NOT: Pikrik asit Kuru iken patlayıcı olabilir. Ağzı kapalı bir kapta su ile ıslatılmış tutun. Kuru ve iyi havalandırılan bir yerde saklayın.

  1. Kuyudan fiksatif çıkarın ve 0,1 M fosfat tamponunda örnekleri 3 kez (20 dakika her) yıkayın.
  2. 0.1 M maleat tampon, pH 6.0 'de% 1 tannik asit (w / v)' de 40 dakika süreyle inkübe edin.
  3. Maleat tamponu (20 dk her) iki kez durulayın.
  4. Karanlıkta maleat tampon içinde% 1 uranil asetat (w / v) 'de 40 dakika süreyle inkübe edin.

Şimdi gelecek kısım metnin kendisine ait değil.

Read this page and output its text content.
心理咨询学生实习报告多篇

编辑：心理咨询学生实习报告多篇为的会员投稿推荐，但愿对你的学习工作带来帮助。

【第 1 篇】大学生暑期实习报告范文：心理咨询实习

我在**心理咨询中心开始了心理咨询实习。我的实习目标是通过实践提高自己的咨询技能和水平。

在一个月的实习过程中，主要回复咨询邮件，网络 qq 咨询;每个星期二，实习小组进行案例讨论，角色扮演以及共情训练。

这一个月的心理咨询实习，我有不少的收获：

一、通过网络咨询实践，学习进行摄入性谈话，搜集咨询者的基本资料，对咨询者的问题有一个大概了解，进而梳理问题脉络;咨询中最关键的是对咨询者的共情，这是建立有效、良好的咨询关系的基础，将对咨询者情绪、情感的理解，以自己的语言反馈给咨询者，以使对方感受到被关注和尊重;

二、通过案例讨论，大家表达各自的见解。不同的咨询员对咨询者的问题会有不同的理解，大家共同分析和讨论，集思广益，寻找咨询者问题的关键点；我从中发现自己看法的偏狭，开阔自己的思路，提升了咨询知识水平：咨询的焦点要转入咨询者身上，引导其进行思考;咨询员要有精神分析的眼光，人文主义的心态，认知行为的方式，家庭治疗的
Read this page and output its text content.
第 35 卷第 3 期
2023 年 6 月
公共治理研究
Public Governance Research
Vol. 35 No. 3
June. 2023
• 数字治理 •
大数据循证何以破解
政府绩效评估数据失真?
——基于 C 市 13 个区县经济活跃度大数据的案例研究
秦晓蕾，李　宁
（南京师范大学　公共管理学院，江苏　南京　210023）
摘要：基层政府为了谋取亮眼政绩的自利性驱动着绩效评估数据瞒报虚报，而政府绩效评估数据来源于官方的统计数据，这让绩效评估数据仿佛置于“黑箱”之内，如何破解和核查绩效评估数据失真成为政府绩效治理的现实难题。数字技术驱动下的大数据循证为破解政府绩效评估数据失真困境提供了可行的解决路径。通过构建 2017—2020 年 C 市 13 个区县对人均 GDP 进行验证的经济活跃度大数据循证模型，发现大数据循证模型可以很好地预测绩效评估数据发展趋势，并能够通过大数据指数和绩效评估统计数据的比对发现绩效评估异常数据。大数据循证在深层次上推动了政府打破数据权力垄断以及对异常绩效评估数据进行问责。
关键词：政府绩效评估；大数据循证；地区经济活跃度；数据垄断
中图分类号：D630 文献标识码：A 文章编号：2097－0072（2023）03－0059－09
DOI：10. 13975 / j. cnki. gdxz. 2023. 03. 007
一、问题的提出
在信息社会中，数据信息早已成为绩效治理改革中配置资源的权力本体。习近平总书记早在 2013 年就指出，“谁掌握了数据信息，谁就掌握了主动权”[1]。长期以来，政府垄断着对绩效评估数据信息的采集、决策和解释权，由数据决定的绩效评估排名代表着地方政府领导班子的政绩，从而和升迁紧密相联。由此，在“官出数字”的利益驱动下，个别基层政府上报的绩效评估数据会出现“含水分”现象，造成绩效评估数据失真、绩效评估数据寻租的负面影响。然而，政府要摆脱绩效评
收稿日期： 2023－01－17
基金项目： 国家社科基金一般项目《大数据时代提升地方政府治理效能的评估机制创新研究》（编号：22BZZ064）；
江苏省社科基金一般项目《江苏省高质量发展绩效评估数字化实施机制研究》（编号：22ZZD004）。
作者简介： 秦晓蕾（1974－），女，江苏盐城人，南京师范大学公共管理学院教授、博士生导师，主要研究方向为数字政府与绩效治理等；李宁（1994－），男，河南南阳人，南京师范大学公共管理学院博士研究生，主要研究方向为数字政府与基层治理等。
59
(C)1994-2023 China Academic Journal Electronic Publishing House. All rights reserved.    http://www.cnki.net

Uranil asetat ışığa duyarlıdır ve radyoaktif. Erime sırasında Parafilm ile beher kaplayın ve 4 ° C'de karanlıkta kullanılmamış tampon depolamak
  5. Maleat tamponu (20 dk her) iki kez durulayın.
  6. % 0.5 platin klor içinde 20 dakika inkübemaleat tampon içinde ide (w / v).
  7. Maleat tamponu (20 dk her) iki kez durulayın. 4'te örnekleri Mağaza ° C de daha fazla işlem için hazır olana kadar.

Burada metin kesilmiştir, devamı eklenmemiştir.